Gabriel arriva, le visage tendu. Sa démarche était rapide, lourde, assurée. Il ne voulait pas passer inaperçu. Sa voix intimait que tous se retournent vers lui.

Simon sentit sa gorge se serrer. On ne pouvait plus faire marche arrière. C'était le point de non retour, l’acmé. Il aurait tant aimé passer inaperçu. Le problème est que l’un provoque toujours chez l'autre un remue-méninge dès qu’il pointe le bout du nez.

— Ouais ! Tu vois, j’essaie de garder mon âme d’enfant. C’est pas comme d’autres, déjà vieux avant l’heure.

— Je vois que tu as toujours la réplique facile.

— Dis-moi, c’est la jalousie qui t’a fait sortir de ton trou ?

— La jalousie, dis-tu ? Mais pour qui te prends-tu, pauvre type, susurra Gabriel, les dents serrées. Il prit la main d’Isabella et l’attira vers lui. J’ai confiance en ma femme.
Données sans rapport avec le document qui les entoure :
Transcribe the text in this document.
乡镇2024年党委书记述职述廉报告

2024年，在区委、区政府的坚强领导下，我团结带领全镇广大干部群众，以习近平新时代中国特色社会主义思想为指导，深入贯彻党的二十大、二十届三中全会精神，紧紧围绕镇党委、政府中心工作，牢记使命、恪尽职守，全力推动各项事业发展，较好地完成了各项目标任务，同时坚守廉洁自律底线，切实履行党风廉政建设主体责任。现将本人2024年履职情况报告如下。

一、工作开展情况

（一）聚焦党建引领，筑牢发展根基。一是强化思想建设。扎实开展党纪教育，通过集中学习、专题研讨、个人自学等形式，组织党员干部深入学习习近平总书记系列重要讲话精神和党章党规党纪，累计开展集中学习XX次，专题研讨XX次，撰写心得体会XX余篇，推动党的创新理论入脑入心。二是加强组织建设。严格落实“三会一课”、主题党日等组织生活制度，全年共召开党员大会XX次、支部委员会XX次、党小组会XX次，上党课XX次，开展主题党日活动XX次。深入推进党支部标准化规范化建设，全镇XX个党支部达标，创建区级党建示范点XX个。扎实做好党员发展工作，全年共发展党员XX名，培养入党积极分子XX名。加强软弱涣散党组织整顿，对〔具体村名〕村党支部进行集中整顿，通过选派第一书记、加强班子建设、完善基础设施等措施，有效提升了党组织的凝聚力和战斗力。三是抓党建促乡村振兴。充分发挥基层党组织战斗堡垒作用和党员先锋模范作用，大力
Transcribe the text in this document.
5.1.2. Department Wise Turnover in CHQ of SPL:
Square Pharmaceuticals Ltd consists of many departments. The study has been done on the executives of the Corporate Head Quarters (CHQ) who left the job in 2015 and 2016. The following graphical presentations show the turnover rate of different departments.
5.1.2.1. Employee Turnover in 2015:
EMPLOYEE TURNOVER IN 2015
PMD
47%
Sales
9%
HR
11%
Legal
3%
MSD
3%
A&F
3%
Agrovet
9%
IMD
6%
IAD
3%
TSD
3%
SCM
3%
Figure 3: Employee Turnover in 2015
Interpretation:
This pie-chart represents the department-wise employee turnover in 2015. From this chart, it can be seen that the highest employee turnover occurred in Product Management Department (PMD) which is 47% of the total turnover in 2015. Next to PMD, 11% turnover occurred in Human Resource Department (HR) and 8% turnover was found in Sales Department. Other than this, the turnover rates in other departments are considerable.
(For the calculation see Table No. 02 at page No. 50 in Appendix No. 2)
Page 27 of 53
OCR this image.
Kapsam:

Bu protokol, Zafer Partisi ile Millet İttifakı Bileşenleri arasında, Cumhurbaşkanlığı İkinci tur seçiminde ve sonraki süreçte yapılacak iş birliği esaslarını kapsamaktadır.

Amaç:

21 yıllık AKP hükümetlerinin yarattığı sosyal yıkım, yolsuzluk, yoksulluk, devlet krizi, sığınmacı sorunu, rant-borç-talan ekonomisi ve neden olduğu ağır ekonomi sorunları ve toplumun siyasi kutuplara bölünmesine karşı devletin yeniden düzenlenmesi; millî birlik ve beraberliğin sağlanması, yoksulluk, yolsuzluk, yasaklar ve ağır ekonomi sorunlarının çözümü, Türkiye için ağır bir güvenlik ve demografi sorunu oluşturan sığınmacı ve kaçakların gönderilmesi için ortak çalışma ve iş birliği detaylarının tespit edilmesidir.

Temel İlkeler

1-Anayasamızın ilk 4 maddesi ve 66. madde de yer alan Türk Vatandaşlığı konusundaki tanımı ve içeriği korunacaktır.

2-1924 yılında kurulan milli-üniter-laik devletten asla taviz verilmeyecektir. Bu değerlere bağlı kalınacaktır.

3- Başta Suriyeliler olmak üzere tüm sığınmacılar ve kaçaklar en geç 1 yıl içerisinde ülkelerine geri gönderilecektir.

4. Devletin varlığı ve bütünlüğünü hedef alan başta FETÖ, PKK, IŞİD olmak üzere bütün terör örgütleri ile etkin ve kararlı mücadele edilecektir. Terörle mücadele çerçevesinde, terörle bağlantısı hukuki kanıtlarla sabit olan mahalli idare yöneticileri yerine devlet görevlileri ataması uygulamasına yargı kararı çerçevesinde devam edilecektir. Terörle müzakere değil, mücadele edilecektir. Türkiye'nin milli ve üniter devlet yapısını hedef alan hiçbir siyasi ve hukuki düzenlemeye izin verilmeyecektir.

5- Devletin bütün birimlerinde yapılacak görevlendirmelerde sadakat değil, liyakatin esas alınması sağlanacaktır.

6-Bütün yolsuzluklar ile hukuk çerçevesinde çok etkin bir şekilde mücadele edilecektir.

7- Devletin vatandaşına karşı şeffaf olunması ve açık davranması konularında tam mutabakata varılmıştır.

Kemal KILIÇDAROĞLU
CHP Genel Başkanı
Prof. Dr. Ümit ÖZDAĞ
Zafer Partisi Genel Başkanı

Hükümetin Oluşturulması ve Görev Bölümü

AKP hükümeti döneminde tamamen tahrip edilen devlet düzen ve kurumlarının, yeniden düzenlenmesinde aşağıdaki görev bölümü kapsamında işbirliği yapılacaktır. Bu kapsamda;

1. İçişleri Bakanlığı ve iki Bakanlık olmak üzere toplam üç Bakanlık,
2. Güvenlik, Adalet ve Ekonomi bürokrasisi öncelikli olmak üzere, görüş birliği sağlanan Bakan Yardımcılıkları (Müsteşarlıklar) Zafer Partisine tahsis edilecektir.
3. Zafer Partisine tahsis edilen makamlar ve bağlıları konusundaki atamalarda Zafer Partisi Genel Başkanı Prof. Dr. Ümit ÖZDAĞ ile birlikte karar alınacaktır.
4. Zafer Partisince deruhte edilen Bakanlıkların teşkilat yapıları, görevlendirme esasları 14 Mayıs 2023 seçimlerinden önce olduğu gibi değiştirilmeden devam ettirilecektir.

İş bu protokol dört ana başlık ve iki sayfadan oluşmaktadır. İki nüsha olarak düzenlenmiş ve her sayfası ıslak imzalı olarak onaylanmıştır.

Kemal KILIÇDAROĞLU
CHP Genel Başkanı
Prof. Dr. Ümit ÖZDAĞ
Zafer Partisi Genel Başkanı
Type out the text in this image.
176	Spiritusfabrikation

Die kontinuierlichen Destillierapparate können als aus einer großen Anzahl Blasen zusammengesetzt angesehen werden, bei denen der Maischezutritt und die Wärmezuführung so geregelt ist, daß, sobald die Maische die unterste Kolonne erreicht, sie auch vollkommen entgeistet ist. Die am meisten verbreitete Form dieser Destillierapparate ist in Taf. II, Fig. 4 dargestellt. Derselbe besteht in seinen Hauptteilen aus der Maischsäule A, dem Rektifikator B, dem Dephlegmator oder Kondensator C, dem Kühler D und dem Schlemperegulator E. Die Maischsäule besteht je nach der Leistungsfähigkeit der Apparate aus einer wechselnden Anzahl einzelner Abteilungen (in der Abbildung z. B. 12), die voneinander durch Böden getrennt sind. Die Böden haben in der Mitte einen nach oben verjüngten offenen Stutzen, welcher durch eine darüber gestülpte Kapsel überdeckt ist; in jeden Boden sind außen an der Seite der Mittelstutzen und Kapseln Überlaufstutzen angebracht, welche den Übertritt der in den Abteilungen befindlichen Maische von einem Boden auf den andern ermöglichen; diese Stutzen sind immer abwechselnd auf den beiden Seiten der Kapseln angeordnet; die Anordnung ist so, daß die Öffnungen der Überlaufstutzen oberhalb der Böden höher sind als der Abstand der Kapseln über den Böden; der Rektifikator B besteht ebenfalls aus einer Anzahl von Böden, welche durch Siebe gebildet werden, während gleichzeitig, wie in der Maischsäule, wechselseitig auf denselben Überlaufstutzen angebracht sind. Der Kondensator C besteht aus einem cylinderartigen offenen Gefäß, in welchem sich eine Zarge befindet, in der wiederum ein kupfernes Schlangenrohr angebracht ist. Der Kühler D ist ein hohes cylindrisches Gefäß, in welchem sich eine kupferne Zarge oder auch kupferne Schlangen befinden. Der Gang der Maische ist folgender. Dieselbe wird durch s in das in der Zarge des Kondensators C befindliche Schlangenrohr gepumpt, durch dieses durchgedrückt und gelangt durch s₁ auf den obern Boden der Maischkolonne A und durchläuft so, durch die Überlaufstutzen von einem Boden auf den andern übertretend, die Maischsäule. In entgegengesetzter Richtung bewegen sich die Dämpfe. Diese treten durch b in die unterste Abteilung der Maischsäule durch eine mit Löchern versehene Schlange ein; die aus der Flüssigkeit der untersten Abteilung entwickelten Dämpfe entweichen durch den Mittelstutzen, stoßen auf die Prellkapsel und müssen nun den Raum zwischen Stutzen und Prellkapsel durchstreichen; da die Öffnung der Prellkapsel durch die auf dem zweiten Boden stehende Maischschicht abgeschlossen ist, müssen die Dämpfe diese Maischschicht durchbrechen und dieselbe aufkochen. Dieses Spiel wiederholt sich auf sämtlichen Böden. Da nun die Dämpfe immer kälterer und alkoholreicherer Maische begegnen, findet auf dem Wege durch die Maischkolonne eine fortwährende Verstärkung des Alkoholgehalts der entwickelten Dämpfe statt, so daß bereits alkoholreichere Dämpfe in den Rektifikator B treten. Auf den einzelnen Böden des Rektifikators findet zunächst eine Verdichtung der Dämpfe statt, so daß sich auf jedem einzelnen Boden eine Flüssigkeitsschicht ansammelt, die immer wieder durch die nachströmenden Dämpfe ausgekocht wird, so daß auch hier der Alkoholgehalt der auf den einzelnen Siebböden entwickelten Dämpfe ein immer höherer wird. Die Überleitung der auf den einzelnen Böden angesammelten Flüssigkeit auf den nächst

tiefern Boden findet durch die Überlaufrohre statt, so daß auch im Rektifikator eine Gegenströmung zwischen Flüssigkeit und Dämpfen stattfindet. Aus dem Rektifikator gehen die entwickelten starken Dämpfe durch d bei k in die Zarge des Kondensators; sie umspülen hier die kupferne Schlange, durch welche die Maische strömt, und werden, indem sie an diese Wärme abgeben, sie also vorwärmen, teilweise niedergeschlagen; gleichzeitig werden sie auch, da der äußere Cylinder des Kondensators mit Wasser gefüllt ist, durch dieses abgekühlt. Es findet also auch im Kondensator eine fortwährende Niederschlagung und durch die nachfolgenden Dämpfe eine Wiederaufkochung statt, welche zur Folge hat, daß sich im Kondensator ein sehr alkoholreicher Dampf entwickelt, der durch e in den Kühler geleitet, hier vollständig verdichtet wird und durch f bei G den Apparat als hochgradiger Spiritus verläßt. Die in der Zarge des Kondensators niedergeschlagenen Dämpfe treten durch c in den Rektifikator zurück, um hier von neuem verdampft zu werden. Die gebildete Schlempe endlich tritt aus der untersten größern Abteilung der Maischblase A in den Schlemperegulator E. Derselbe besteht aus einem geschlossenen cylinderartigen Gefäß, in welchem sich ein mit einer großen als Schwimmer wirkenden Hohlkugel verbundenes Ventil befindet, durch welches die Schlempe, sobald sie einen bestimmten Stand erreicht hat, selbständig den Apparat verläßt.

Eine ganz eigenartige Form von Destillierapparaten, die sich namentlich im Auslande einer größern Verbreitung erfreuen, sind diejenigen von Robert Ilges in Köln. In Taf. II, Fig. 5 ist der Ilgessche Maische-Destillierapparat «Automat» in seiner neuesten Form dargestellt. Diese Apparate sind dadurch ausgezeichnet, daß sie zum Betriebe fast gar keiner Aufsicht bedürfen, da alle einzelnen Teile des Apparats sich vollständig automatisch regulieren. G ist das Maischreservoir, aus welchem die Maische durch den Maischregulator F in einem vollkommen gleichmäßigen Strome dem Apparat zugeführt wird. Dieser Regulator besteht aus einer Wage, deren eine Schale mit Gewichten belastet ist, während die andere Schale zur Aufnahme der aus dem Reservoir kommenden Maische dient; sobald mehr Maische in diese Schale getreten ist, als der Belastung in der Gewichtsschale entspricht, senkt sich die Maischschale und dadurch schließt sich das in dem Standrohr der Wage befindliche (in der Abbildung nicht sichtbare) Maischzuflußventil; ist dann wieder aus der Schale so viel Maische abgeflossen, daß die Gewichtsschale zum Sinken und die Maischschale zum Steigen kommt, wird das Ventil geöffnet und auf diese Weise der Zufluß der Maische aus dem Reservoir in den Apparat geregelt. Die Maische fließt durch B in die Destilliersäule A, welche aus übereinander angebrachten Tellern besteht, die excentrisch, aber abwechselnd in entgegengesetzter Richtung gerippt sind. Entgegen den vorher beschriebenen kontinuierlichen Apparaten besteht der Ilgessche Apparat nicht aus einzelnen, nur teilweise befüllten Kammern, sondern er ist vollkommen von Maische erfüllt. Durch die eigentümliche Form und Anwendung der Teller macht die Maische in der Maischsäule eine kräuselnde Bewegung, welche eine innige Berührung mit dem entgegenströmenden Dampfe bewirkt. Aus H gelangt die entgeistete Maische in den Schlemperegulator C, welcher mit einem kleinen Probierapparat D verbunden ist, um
— T’inquiète… Je le sais qu’Isa est TA femme. Tu as toujours gardé cet esprit de possession, à ce que je vois.

— Qu’est-ce que tu es venu faire, à part foutre ta merde ? Tu pouvais pas rester là où tu étais, dans la poubelle qui te sert de lieu de vie. Je m’étonne d’ailleurs que tu aies un toit. Je pensais que tu vivais sous les ponts.

— Ça t’aurait faire jouir, hein !

— Même pas. Pour tout te dire, je n’ai rien à foutre de toi et de ta misérable petite vie.

Isabella dégagea sa main de celle de son mari.

— Vous n’avez pas fini, tous les deux, déclara-t-elle, des larmes aux yeux. On dirait de sales mômes qui se chamaillent pour un bout de gâteau.

Simon baissa les yeux. Gabriel maintint son regard sur son frère. C’est à cet instant qu’Anthony fit son entrée. Le plus jeune de la fratrie avait maintenant la trentaine bien sonnée. Ce n’était plus le petit garçon dont Simon avait gardé le souvenir. Il était fort et arborait un costume gris anthracite, digne de la situation.

— On vous entend du fond de la maison. Vous devriez vous calmer. Ce n’est ni le moment ni l’endroit pour faire un esclandre, dit-il d’un ton apaisant. Papa est mort. Je ne sais pas pour vous, mais moi, ça ne me laisse pas indifférent.

Anthony. Le petit Anthony. L’angelot. Celui qui était constamment scotché au paternel. Simon ne s’étonna pas de l’homme qu’il semblait être devenu. Un homme pacifique et diplomate. Un homme qui n’aimait pas les vagues. Simon aussi préférait largement être dans l’œil du cyclone, là où tout est calme, où tout lui passe par-dessus la tête, où tout est visible sans la tourmente.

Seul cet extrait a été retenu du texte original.